Members of the House of Representatives in Kansas and Kentucky have passed bills protecting religious freedom in the state.
The Kansas Preservation of Religious Liberty Act passed the House overwhelmingly last week, a move that will further protect the rights of conscience and the free exercise of religion.
“Government shall not substantially burden a person’s civil right to exercise of religion even if the burden results from a rule of general applicability, unless such government demonstrates, by clear and convincing evidence that application of the burden to the person: (1) Is in furtherance of a compelling governmental interest; and (2) is the least restrictive means of furthering that compelling governmental interest,” the bill outlines.
The bill had cleared the House last year, but failed to clear the Senate. Therefore, some Christian and pro-family groups are taking things as a “wait and see” matter at this time.
“We’re in the same place we were last year,” Robert Noland, the executive director of Kansas Family Policy Council (KFPC), told CitizenLink. “This year the Senate is more conservative. We’re hopeful that when it comes up, the Senate will pass it this time.”
Likewise, in Kentucky, Representatives also passed a bill that seeks to ensure that the government does not burden the free exercise of religion. The bill is stated to serve three goals: “that government shall not burden a person’s or religious organization’s freedom of religion; [to] protect the right to act or refuse to act on religious grounds; specify that government shall prove by clear and convincing evidence prove a compelling governmental interest in establishing a burden on the freedom of religion; specify what constitutes a burden.”
Democratic Representative Bob Damron, who proposed the bill, told House members that the bill would bring clarity to the issue of individual religious rights.
Christians in both Kansas and Kentucky state that the bills are necessary because of the increasing attacks on religious liberty across the nation, such as the punishment of Christian business owners who decline to assist with homosexual events and ceremonies because it violates their faith. Noland also pointed to Obamacare’s abortion pill mandate, which is being challenged by businesses across the country.

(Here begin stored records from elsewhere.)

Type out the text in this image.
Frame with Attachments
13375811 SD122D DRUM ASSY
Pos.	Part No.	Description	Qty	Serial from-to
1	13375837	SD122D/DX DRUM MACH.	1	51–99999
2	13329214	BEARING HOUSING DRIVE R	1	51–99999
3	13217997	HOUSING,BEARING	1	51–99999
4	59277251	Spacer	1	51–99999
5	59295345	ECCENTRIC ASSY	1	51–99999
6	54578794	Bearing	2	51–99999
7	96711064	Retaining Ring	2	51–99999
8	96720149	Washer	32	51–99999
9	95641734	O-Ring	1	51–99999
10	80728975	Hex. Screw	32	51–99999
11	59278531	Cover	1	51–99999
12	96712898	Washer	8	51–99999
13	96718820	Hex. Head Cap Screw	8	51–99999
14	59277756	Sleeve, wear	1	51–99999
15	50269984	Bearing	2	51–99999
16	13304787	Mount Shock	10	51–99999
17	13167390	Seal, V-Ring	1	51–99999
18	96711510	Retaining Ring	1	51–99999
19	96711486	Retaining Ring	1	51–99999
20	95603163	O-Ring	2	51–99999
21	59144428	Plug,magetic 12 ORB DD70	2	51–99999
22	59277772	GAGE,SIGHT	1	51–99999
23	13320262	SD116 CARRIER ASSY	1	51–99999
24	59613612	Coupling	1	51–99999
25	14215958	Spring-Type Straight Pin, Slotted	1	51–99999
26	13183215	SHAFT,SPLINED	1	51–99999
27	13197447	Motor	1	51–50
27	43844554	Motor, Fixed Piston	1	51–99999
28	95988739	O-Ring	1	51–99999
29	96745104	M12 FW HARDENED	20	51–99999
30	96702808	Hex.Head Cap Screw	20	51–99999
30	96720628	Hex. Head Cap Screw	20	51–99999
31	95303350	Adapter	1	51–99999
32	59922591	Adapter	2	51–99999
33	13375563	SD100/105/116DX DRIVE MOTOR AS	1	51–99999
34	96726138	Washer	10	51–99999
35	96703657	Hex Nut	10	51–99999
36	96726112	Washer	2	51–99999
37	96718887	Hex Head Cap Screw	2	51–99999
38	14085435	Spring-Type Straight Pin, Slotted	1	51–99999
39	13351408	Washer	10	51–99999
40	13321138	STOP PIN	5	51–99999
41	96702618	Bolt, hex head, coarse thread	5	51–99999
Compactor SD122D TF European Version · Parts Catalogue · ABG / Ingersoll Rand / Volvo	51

“With the recently proposed mandates for health care and other controversial proposals impacting religious organizations and individual religious liberties at all levels of government, the protections in [the Kansas bill] add an important safeguard,” he said.
Sixteen states currently have similar laws on the books, including Pennsylvania, Virginia, Florida, Illinois, Rhode Island and South Carolina.
The bills are based on a similar federal law passed in 1993, called the Religious Freedom Restoration Act. They will now head to the Senate for further consideration.